O'Brien has had his own injury problems but has shaken off the calf problem that has delayed his first appearance on tour. His recovery is timely for the Irishman is just the sort of thundering presence that the Lions need, especially with Matt Todd in the Crusaders' No. 7 jersey.

Even though there was more clatter to their play in Auckland on Wednesday the Lions have yet to set the opposition back on their heels. O'Brien has the potential to do just that, a different sort of player than Warburton, and more multi-faceted in that he is at ease in any position across the back row.
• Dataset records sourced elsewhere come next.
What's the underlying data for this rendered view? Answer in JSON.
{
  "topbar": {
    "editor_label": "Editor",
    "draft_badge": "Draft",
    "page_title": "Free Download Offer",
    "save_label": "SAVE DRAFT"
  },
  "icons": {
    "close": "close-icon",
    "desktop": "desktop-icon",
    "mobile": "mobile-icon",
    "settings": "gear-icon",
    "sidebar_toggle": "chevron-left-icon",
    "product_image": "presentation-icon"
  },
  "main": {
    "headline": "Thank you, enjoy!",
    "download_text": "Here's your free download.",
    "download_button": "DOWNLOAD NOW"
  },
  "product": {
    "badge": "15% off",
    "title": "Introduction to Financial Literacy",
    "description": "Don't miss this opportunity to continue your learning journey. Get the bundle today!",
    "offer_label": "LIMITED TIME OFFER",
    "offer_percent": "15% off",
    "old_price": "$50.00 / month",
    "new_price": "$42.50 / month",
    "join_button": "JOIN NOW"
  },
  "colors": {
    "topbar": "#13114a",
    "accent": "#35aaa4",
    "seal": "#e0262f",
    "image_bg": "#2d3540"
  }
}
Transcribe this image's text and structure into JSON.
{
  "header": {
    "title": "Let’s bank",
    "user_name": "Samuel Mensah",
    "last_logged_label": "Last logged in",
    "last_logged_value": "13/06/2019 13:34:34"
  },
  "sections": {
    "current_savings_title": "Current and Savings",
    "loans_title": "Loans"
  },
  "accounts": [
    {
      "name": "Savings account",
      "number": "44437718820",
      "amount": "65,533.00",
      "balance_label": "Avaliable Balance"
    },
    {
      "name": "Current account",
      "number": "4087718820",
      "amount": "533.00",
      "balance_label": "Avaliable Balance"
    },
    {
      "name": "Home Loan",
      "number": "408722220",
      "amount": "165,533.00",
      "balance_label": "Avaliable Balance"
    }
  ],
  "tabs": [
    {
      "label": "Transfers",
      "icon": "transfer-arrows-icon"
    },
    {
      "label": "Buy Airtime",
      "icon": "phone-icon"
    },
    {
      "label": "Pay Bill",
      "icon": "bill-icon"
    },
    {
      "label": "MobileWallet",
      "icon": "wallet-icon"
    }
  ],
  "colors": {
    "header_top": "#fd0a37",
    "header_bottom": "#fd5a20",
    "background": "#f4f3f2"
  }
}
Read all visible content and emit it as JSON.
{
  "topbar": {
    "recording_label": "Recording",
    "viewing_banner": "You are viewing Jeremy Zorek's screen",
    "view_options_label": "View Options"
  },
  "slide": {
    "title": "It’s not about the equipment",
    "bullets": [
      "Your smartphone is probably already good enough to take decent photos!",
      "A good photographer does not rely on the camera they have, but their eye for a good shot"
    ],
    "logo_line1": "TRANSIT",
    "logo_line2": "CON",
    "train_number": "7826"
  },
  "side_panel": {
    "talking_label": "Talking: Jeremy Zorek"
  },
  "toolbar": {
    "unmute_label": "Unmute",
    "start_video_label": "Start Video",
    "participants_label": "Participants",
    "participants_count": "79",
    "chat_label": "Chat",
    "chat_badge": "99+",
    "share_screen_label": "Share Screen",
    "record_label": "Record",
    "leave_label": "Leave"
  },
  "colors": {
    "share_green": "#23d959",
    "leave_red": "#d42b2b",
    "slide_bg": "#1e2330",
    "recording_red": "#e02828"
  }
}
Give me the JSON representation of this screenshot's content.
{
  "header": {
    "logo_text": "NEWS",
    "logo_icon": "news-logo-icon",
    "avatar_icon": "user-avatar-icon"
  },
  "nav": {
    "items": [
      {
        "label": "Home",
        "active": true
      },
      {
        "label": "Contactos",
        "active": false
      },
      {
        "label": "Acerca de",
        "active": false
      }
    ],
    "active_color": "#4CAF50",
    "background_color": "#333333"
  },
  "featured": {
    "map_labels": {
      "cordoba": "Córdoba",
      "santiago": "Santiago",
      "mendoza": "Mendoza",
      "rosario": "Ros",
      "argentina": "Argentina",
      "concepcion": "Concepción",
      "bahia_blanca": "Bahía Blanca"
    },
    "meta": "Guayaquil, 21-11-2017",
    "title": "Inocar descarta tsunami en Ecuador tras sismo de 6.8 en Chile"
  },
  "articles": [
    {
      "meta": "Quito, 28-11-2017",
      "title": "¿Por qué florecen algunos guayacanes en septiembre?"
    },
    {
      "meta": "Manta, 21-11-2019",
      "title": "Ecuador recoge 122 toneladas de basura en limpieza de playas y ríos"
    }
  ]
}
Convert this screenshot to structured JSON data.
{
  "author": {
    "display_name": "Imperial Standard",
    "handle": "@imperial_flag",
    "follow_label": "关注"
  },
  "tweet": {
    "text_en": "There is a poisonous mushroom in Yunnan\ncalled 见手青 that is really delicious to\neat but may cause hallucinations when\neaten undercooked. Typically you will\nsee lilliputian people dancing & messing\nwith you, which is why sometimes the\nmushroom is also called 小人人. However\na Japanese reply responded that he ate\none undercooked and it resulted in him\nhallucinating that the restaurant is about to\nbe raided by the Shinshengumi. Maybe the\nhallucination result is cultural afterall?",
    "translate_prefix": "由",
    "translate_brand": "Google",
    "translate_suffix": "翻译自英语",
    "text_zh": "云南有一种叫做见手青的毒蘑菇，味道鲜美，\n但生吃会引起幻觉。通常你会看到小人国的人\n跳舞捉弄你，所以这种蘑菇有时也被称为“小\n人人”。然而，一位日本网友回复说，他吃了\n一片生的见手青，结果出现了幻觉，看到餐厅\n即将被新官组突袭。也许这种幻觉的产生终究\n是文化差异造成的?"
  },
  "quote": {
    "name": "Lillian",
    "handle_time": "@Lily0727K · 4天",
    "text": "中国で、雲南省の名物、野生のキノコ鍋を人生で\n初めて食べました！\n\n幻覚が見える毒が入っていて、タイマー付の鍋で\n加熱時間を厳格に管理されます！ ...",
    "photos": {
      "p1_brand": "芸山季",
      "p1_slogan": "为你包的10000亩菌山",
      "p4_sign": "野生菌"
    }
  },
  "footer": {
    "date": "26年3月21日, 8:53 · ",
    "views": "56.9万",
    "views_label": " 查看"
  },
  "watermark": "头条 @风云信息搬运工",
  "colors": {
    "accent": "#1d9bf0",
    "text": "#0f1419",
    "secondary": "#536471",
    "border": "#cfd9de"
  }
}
"That makes the odds a bit better in my favour, doesn't it?" said O'Brien with a chuckle. "Any opportunity I'm given I'm going to do what I can do. 'Warby' is captain but, as you've seen a few years ago, anything can happen and it's about putting your best foot forward and making sure your hand is up for selection. That's what I want to do.

"I want to be in the Test side, as does every other player. I'm not going to be banking on Sam being injured or not, I'm going to try and play my game and hopefully that's good enough to be selected."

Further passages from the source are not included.